Le PDG de JPMorgan Chase, Jamie Dimon, a déclaré que les banques souhaitent que les émetteurs de stablecoins qui versent des intérêts sur les soldes des clients soient soumis aux mêmes règles que les prêteurs traditionnels, intensifiant un débat en cours sur la législation crypto américaine.
Dans une interview accordée à CNBC mardi, Dimon a abordé les tensions rapportées avec le PDG de Coinbase, Brian Armstrong, qui a retiré son soutien à la loi CLARITY Act proposée, juste un jour avant que le Comité bancaire du Sénat ne soit censé voter sur celle-ci. Dimon a fait valoir qu'il doit y avoir une ligne de démarcation entre les récompenses versées sur les transactions et les intérêts versés sur les soldes stockés.
« Les récompenses sont identiques aux intérêts », a déclaré Dimon. « Si vous allez détenir des soldes et verser des intérêts, c'est une banque. Vous devriez être réglementé par une banque. »
Les banques accepteraient un compromis dans lequel les plateformes crypto offrent des récompenses liées aux transactions, a-t-il déclaré. Mais les entreprises qui fonctionnent comme des institutions acceptant des dépôts devraient respecter les mêmes normes que les banques, y compris les règles de capital et de liquidité, les contrôles anti-blanchiment d'argent et les exigences d'assurance fédérale des dépôts.
Dimon a présenté la question comme une question d'équité et de sécurité.
« Des conditions équitables par produit », a-t-il déclaré, affirmant que les entreprises offrant des services financiers similaires devraient fonctionner sous une surveillance similaire. Sans cette parité, a-t-il averti, les risques pourraient s'accumuler en dehors du système réglementé. Armstrong, d'autre part, a déclaré qu'il estime que les banques devraient être obligées de rivaliser à la place.
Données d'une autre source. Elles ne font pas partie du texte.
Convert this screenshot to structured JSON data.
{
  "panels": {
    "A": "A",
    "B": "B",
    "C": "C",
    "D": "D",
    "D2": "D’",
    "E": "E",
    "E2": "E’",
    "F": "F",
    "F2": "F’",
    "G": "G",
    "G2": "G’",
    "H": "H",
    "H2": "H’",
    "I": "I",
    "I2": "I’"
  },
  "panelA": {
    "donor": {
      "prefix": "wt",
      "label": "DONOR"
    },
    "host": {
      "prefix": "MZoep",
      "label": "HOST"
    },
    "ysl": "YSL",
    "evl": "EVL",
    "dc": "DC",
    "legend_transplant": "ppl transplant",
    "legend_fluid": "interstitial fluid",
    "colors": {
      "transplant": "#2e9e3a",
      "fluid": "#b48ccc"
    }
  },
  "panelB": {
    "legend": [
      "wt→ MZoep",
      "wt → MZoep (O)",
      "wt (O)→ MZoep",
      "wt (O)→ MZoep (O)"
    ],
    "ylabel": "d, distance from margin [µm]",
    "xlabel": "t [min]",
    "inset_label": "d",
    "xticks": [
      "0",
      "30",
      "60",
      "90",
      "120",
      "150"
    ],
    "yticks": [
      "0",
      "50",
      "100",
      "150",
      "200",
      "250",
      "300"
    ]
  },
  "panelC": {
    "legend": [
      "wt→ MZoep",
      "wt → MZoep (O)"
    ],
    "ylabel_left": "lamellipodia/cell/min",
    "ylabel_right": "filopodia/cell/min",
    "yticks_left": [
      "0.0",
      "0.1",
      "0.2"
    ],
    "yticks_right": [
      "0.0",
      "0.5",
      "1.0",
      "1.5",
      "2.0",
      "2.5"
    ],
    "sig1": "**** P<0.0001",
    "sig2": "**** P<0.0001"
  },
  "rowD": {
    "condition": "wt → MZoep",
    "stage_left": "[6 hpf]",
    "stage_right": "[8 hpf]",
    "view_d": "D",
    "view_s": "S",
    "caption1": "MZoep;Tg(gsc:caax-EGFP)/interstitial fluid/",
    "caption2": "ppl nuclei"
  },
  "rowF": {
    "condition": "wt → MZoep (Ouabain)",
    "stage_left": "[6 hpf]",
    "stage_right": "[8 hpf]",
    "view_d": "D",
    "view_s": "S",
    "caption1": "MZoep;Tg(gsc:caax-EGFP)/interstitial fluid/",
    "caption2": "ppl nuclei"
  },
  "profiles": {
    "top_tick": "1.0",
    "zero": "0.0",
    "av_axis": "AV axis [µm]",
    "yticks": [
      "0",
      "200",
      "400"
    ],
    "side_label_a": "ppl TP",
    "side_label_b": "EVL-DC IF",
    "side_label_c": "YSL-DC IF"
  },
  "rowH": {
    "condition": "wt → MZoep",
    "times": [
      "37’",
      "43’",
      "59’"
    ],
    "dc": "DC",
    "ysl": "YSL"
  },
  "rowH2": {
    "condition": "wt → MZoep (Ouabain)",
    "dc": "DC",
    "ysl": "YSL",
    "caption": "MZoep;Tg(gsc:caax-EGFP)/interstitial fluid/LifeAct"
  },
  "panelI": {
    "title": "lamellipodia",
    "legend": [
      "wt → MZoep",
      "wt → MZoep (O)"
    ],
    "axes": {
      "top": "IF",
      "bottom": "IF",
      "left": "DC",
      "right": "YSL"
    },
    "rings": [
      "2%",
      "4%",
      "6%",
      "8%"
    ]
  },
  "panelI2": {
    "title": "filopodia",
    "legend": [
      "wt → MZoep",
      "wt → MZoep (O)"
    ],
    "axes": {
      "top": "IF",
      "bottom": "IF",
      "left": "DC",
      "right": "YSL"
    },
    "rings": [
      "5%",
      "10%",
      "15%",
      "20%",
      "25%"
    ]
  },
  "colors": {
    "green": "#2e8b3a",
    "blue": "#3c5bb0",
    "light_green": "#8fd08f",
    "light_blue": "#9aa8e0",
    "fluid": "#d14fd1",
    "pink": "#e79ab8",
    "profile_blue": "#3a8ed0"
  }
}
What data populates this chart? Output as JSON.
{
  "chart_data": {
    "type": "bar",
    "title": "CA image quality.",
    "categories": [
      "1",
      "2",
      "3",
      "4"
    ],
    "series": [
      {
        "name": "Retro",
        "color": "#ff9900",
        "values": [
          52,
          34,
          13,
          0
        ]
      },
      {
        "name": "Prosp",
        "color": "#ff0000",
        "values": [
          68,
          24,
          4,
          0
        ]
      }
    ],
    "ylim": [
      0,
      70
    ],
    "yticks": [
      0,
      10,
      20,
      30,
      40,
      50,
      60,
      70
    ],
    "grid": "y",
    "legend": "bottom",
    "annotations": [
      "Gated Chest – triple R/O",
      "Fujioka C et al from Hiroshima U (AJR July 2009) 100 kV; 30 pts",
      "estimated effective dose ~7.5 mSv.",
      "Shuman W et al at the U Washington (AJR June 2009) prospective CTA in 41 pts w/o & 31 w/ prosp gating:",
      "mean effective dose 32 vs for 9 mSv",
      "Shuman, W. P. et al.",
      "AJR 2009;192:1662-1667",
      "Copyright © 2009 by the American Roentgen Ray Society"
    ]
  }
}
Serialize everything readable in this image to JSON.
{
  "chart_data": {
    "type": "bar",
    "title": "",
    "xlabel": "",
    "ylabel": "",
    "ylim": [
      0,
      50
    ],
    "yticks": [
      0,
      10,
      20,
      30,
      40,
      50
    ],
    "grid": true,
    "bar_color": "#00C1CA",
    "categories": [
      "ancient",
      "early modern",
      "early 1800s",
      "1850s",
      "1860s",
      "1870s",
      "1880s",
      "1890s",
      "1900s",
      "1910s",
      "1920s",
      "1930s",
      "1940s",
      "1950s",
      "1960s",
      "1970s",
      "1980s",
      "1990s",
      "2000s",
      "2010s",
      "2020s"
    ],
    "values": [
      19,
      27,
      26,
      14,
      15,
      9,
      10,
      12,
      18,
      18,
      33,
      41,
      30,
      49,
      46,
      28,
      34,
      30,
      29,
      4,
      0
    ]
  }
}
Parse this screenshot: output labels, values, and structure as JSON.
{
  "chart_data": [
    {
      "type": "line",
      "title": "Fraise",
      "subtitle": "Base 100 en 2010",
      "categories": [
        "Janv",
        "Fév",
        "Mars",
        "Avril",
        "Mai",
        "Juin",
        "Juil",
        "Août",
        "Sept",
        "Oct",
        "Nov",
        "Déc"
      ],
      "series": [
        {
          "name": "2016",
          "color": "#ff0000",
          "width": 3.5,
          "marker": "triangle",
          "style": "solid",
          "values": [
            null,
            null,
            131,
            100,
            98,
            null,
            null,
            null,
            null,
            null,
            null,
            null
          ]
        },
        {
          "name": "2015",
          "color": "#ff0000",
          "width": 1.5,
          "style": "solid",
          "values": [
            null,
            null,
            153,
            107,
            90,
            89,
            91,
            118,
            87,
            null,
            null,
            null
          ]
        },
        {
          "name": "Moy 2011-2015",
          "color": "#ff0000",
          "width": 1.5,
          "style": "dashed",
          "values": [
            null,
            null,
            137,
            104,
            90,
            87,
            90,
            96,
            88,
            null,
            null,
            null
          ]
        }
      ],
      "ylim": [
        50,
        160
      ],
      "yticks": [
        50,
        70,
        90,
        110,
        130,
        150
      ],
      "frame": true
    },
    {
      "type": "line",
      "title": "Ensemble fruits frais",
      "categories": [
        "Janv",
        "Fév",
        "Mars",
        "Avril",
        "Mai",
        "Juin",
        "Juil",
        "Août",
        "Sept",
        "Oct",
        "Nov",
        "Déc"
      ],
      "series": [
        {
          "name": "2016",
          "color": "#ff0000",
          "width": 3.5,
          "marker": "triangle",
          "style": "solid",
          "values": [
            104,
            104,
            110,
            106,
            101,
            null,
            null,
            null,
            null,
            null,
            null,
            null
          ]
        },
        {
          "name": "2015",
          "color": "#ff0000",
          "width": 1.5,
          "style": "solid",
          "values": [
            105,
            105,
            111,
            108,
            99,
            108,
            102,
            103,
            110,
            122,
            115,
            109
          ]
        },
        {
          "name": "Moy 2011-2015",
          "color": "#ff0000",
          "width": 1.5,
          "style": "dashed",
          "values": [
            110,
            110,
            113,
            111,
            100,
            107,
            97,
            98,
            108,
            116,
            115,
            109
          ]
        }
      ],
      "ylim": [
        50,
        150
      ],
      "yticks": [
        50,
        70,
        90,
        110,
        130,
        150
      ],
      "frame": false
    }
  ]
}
Dimon, cependant, a souligné que JPMorgan soutient la concurrence et utilise la blockchain dans ses propres opérations. La banque a développé un jeton de dépôt et traite les paiements et les transferts de données sur des systèmes de registre distribué. « Nous sommes en faveur de la concurrence », a-t-il déclaré. « Mais elle doit être juste et équilibrée. »
Il a également souligné la charge de conformité plus large que portent les banques, des contrôles anti-blanchiment d'argent aux obligations de prêts communautaires. Ces exigences, a-t-il déclaré, sont conçues pour protéger le système financier.
« Pour la sécurité du système, pas seulement l'équité de la concurrence », a déclaré Dimon.
Le débat sur la surveillance des stablecoins est devenu une question centrale à Washington alors que les législateurs évaluent comment réglementer les actifs numériques sans pousser l'activité vers des coins moins transparents du marché. Les législateurs examinent un nouveau projet de langage diffusé par la Maison Blanche, bien que les industries bancaire et crypto n'aient pas encore trouvé d'accord sur la question de savoir si les émetteurs de stablecoins devraient être autorisés à offrir un rendement sur les soldes des clients.